Une discrète de la garrigue
L’argyrolobium de Zanon ne paie pas de mine. Et pourtant, elle mérite le coup d’œil.
Cette petite plante vivace, un sous-arbrisseau ras, pousse à l’état sauvage sur les coteaux secs et ensoleillés du pourtour méditerranéen. Elle fait partie de la grande famille des Fabacées, celle des pois et des trèfles.
Ça explique la forme si particulière de ses fleurs, dites papilionacées. On dirait de minuscules papillons jaunes posés sur le feuillage. Son nom, un peu savant, révèle déjà l’un de ses traits les plus marquants.
L’argyrolobium : que veux-tu découvrir ?
Un feuillage d’argent
Le trait le plus reconnaissable de l’argyrolobium, c’est son feuillage.
Ses petites feuilles, composées de trois folioles à la manière du trèfle, sont couvertes d’un fin duvet soyeux qui leur donne un reflet argenté. Et ce n’est pas qu’une question de beauté.
Comme chez beaucoup de plantes méditerranéennes, ce duvet clair reflète la lumière et limite l’évaporation. Une adaptation précieuse pour survivre au plein soleil et à la sécheresse de la garrigue.
Des fleurs de légumineuse
Au printemps, l’argyrolobium se couvre de petites fleurs jaunes à la structure typique des légumineuses.

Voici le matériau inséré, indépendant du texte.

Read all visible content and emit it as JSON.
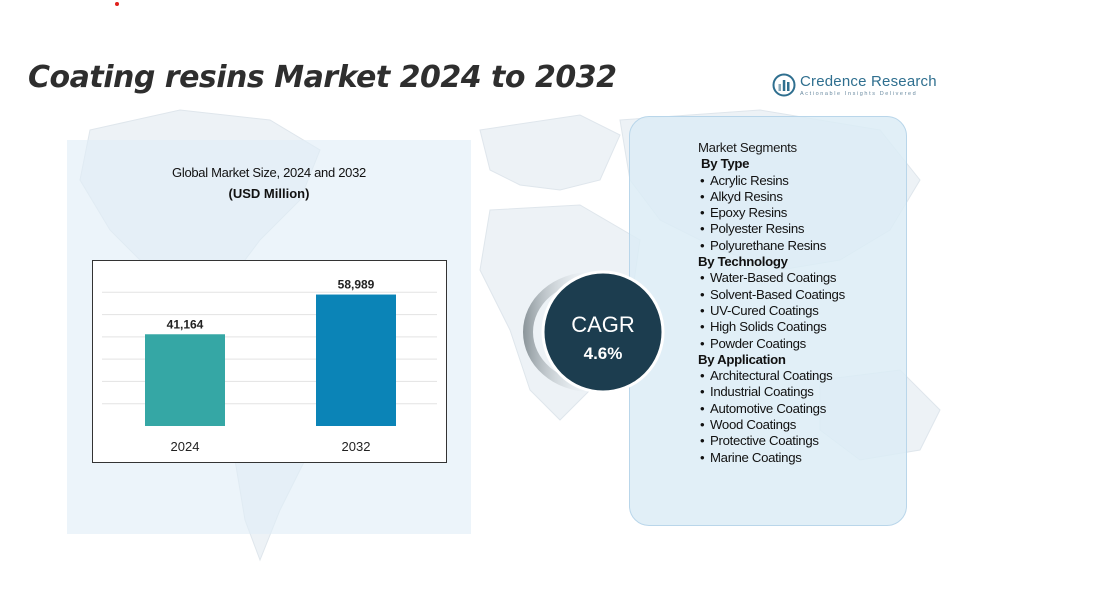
{
  "title": "Coating resins Market 2024 to 2032",
  "logo": {
    "name": "Credence Research",
    "tagline": "Actionable Insights Delivered"
  },
  "chart_data": {
    "type": "bar",
    "title": "Global Market Size, 2024 and 2032",
    "unit": "(USD Million)",
    "categories": [
      "2024",
      "2032"
    ],
    "values": [
      41164,
      58989
    ],
    "value_labels": [
      "41,164",
      "58,989"
    ],
    "colors": [
      "#35a7a5",
      "#0b84b7"
    ],
    "ylim": [
      0,
      70000
    ],
    "grid": true
  },
  "cagr": {
    "label": "CAGR",
    "value": "4.6%"
  },
  "segments": {
    "title": "Market Segments",
    "groups": [
      {
        "heading": "By Type",
        "items": [
          "Acrylic Resins",
          "Alkyd Resins",
          "Epoxy Resins",
          "Polyester Resins",
          "Polyurethane Resins"
        ]
      },
      {
        "heading": "By Technology",
        "items": [
          "Water-Based Coatings",
          "Solvent-Based Coatings",
          "UV-Cured Coatings",
          "High Solids Coatings",
          "Powder Coatings"
        ]
      },
      {
        "heading": "By Application",
        "items": [
          "Architectural Coatings",
          "Industrial Coatings",
          "Automotive Coatings",
          "Wood Coatings",
          "Protective Coatings",
          "Marine Coatings"
        ]
      }
    ]
  }
}
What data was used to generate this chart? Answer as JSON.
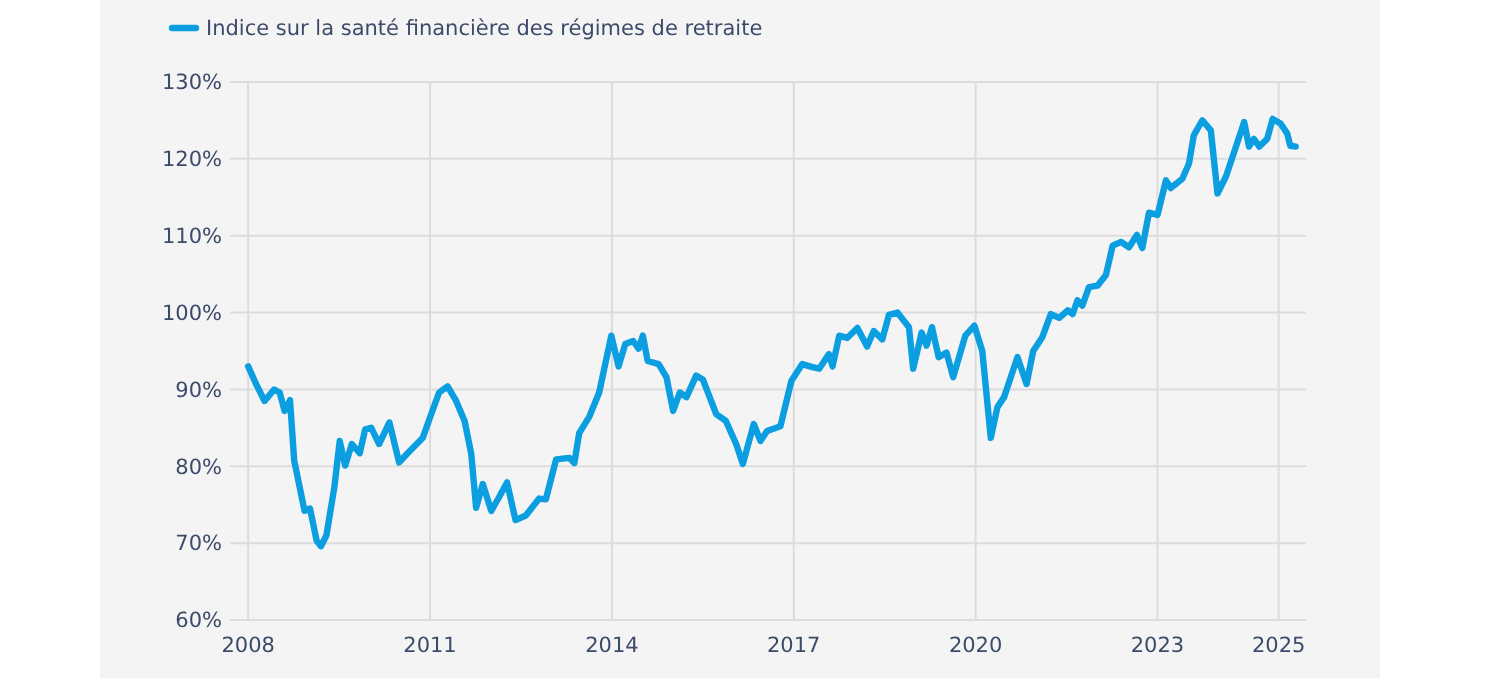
{
  "chart_data": {
    "type": "line",
    "legend": "top left",
    "grid": true,
    "xlim": [
      2007.7,
      2025.45
    ],
    "ylim": [
      60,
      130
    ],
    "xticks": [
      2008,
      2011,
      2014,
      2017,
      2020,
      2023,
      2025
    ],
    "yticks": [
      {
        "value": 60,
        "label": "60%"
      },
      {
        "value": 70,
        "label": "70%"
      },
      {
        "value": 80,
        "label": "80%"
      },
      {
        "value": 90,
        "label": "90%"
      },
      {
        "value": 100,
        "label": "100%"
      },
      {
        "value": 110,
        "label": "110%"
      },
      {
        "value": 120,
        "label": "120%"
      },
      {
        "value": 130,
        "label": "130%"
      }
    ],
    "series": [
      {
        "name": "Indice sur la santé financière des régimes de retraite",
        "color": "#0b9ee0",
        "x": [
          2008.0,
          2008.13,
          2008.27,
          2008.43,
          2008.52,
          2008.6,
          2008.69,
          2008.76,
          2008.93,
          2009.02,
          2009.13,
          2009.2,
          2009.29,
          2009.42,
          2009.51,
          2009.6,
          2009.71,
          2009.84,
          2009.93,
          2010.03,
          2010.16,
          2010.33,
          2010.49,
          2010.63,
          2010.88,
          2011.02,
          2011.15,
          2011.29,
          2011.43,
          2011.57,
          2011.68,
          2011.76,
          2011.87,
          2012.01,
          2012.14,
          2012.27,
          2012.41,
          2012.58,
          2012.8,
          2012.91,
          2013.08,
          2013.3,
          2013.38,
          2013.46,
          2013.63,
          2013.79,
          2013.99,
          2014.11,
          2014.22,
          2014.35,
          2014.44,
          2014.51,
          2014.59,
          2014.77,
          2014.9,
          2015.01,
          2015.12,
          2015.23,
          2015.39,
          2015.5,
          2015.72,
          2015.88,
          2016.05,
          2016.16,
          2016.34,
          2016.45,
          2016.56,
          2016.78,
          2016.96,
          2017.14,
          2017.31,
          2017.42,
          2017.58,
          2017.64,
          2017.75,
          2017.88,
          2018.05,
          2018.21,
          2018.32,
          2018.46,
          2018.57,
          2018.71,
          2018.9,
          2018.97,
          2019.11,
          2019.19,
          2019.28,
          2019.39,
          2019.52,
          2019.63,
          2019.83,
          2019.98,
          2020.11,
          2020.25,
          2020.36,
          2020.47,
          2020.69,
          2020.84,
          2020.95,
          2021.1,
          2021.24,
          2021.38,
          2021.52,
          2021.6,
          2021.68,
          2021.76,
          2021.87,
          2022.01,
          2022.15,
          2022.26,
          2022.4,
          2022.53,
          2022.66,
          2022.75,
          2022.86,
          2023.0,
          2023.14,
          2023.22,
          2023.41,
          2023.52,
          2023.6,
          2023.74,
          2023.88,
          2023.99,
          2024.13,
          2024.43,
          2024.51,
          2024.59,
          2024.68,
          2024.81,
          2024.9,
          2025.03,
          2025.14,
          2025.19,
          2025.28
        ],
        "values": [
          93.0,
          90.7,
          88.5,
          90.0,
          89.6,
          87.2,
          88.6,
          80.7,
          74.2,
          74.5,
          70.3,
          69.6,
          71.0,
          77.2,
          83.3,
          80.1,
          82.9,
          81.7,
          84.8,
          85.0,
          82.9,
          85.7,
          80.5,
          81.7,
          83.7,
          86.8,
          89.6,
          90.4,
          88.5,
          85.9,
          81.6,
          74.6,
          77.7,
          74.2,
          76.0,
          77.9,
          73.0,
          73.6,
          75.8,
          75.7,
          80.9,
          81.1,
          80.4,
          84.3,
          86.5,
          89.6,
          97.0,
          93.0,
          95.9,
          96.3,
          95.3,
          97.0,
          93.7,
          93.3,
          91.6,
          87.2,
          89.6,
          89.0,
          91.8,
          91.3,
          86.8,
          85.9,
          82.9,
          80.3,
          85.5,
          83.3,
          84.6,
          85.2,
          91.1,
          93.3,
          92.9,
          92.7,
          94.6,
          93.0,
          97.0,
          96.7,
          98.0,
          95.6,
          97.6,
          96.5,
          99.7,
          100.0,
          98.1,
          92.7,
          97.4,
          95.7,
          98.1,
          94.2,
          94.8,
          91.6,
          97.0,
          98.3,
          95.0,
          83.7,
          87.7,
          89.0,
          94.2,
          90.7,
          95.0,
          96.8,
          99.8,
          99.3,
          100.3,
          99.8,
          101.6,
          100.9,
          103.3,
          103.5,
          104.9,
          108.7,
          109.2,
          108.5,
          110.1,
          108.4,
          113.0,
          112.7,
          117.2,
          116.2,
          117.4,
          119.4,
          123.1,
          125.0,
          123.7,
          115.5,
          117.7,
          124.8,
          121.6,
          122.6,
          121.6,
          122.6,
          125.2,
          124.6,
          123.3,
          121.7,
          121.6
        ]
      }
    ]
  }
}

Un grand pétale dressé, deux pétales latéraux et une sorte de nacelle en bas. L’ensemble évoque un papillon. Cette forme n’est pas un hasard : elle est parfaitement adaptée à la visite des insectes butineurs, qui en écartant les pétales déclenchent la pollinisation.
Après la floraison, la plante forme de petites gousses, comme les pois et les fèves auxquels elle est apparentée.
Une plante des sols pauvres et ensoleillés
On rencontre l’argyrolobium de Zanon sur les pelouses sèches, les rocailles et les coteaux calcaires bien exposés du Midi et du pourtour méditerranéen.
C’est une plante de terrain pauvre, qui prospère là où beaucoup d’autres renoncent, grâce à sa résistance à la sécheresse et à la chaleur.
Discrète et rase, elle fait partie de ces innombrables petites sauvages qui composent la richesse, souvent invisible, des milieux méditerranéens.
| Caractère | Argyrolobium de Zanon |
|---|---|
| Type | Sous-arbrisseau vivace |
| Feuillage | Argenté, à trois folioles |
| Fleurs | Jaunes, papilionacées |
| Milieu | Garrigue, sols secs calcaires |
Ce qui la rend intéressante
- Feuillage argenté décoratif
- Très résistante à la sécheresse
- Enrichit le sol en azote
- Plante sauvage, peu cultivée
- Discrète et de petite taille
- Réservée aux milieux secs
Une anecdote et une confusion
Les plantes de la garrigue comme l’argyrolobium sont souvent ignorées des promeneurs, qui ne voient d’elles qu’un tapis vert grisâtre.
Pourtant, chacune joue un rôle précis dans cet écosystème sec et fragile : nourrir les insectes, fixer le sol, l’enrichir. Rien n’est là par hasard.
Pour aller plus loin
L’argyrolobium fait partie de la flore discrète des milieux secs et méditerranéens.
Questions fréquentes
Qu’est-ce que l’argyrolobium de Zanon ?
C’est une petite plante vivace méditerranéenne de la famille des légumineuses, reconnaissable à son feuillage argenté et à ses fleurs jaunes en forme de papillon.
Où pousse-t-elle ?
Dans les garrigues, pelouses sèches et coteaux rocailleux, souvent calcaires, du pourtour méditerranéen. C’est une plante de plein soleil et de sol pauvre.
Pourquoi son feuillage est-il argenté ?
Un fin duvet couvre ses feuilles et reflète la lumière tout en limitant l’évaporation, une adaptation à la chaleur et à la sécheresse méditerranéennes.